I am evaluating cassandra. I am using the datastax driver and CQL.
I would like to store some data with the following internal structure, where the names are different for each update.
+-------+-------+-------+-------+-------+-------+
| | name1 | name2 | name3 | ... | nameN |
| time +-------+-------+-------+-------+-------+
| | val1 | val2 | val3 | ... | valN |
+-------+-------+-------+-------|-------+-------+
So time should be the column key, and name should be the row key. The CQL statement I use to create this table is:
CREATE TABLE IF NOT EXISTS test.wide (
time varchar,
name varchar,
value varchar,
PRIMARY KEY (time,name))
WITH COMPACT STORAGE
I want the schema to be this way for ease of querying. I also have to occasionally store updates with more than 65000 rows. So using the cassandra list/set/map data types is not an option.
I have to be able to handle at least 1000 wide row inserts per second, with a varying but large (~1000) number of name/value pairs.

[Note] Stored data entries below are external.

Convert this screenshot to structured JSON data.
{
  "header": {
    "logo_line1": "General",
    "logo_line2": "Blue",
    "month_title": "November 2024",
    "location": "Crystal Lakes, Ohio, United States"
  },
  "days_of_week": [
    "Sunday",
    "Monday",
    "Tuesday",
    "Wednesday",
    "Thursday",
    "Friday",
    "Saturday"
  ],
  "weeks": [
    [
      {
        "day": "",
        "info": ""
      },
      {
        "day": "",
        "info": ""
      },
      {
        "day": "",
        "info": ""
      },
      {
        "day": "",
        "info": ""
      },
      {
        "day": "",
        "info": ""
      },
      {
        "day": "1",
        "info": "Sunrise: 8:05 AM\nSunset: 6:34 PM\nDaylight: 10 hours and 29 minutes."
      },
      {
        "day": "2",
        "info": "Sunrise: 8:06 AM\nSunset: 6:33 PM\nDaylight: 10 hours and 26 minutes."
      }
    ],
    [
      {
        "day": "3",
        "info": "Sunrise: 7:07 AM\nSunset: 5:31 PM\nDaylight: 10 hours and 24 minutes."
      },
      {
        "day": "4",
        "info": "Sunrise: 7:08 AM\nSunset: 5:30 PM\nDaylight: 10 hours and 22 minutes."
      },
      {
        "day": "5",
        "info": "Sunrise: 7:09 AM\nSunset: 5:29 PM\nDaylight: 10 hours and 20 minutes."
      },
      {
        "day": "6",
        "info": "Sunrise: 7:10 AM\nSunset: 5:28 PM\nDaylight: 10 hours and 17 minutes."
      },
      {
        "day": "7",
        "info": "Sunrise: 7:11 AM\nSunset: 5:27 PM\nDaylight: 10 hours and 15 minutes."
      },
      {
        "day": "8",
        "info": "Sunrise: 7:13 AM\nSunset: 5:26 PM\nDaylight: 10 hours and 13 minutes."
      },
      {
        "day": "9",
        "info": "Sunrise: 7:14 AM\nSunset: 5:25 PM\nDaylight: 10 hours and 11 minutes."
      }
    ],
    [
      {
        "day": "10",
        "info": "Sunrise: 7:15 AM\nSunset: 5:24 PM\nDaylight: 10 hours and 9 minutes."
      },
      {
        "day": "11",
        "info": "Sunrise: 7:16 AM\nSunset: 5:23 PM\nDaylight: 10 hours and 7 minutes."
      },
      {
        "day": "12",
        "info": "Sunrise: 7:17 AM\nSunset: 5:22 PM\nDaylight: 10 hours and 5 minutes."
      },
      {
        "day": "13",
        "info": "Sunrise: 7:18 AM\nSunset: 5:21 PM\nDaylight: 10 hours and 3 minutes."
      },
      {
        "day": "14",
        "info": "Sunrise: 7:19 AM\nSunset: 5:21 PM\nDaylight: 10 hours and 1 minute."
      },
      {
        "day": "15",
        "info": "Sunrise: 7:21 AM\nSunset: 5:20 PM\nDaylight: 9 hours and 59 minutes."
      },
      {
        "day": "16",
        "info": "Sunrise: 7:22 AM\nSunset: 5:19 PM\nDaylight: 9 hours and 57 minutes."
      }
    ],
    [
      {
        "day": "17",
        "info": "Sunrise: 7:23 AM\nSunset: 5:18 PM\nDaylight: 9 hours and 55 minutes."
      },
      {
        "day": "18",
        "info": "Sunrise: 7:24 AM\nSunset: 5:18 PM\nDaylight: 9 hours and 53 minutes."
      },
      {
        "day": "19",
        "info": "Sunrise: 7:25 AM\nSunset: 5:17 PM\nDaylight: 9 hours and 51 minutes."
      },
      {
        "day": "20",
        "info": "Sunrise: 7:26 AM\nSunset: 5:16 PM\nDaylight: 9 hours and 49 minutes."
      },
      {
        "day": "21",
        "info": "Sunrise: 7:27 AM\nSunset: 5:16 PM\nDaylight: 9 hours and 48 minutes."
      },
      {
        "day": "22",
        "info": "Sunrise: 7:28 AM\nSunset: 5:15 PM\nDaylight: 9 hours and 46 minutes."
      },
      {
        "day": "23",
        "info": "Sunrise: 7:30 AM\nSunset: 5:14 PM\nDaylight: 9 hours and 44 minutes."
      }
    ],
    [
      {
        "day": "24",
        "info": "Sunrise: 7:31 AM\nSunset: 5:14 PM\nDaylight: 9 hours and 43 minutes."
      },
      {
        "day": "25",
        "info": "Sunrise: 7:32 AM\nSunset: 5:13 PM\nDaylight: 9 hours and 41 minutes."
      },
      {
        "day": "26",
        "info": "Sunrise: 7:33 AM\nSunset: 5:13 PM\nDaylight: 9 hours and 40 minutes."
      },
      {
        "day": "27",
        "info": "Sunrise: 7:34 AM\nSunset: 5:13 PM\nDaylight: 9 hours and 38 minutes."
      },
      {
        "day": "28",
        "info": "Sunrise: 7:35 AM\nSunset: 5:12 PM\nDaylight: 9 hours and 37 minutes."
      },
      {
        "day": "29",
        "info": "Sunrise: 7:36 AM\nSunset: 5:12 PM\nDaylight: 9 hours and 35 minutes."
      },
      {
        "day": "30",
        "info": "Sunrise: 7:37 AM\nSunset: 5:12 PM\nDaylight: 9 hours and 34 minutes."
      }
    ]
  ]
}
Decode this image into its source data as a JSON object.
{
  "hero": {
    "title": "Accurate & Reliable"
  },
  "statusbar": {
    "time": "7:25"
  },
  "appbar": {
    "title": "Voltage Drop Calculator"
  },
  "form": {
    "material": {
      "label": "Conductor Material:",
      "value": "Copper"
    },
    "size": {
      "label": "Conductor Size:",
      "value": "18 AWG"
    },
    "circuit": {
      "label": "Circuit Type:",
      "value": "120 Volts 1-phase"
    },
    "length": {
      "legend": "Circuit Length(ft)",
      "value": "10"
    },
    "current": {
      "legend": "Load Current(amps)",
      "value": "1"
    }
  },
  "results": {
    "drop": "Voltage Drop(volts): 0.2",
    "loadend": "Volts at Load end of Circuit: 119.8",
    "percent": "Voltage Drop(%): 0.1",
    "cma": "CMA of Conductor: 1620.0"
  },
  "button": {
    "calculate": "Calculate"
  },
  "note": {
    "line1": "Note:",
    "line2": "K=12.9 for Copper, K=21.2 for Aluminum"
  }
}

The problem is the following: I have written a simple benchmark that does 1000 wide row inserts of 10000 name/value pairs each. I am getting very slow performance with CQL and the datastax driver, whereas the version that does not use CQL (using astyanax) has good performance on the same test cluster.
I have read this related question, and in the accepted answer of this question suggests that you should be able to atomically and quickly create a new wide row by using batch prepared statements, which are available in cassandra 2.
So I tried using those, but I still get slow performance (two inserts per second for a small three-node cluster running on localhost). Am I missing something obvious, or do I have to use the lower level thrift API? I have implemented the same insert with a ColumnListMutation in astyanax, and I get about 30 inserts per second.
If I have to use the lower level thrift API:
is it actually deprecated, or is it just inconvenient to use because it is lower level?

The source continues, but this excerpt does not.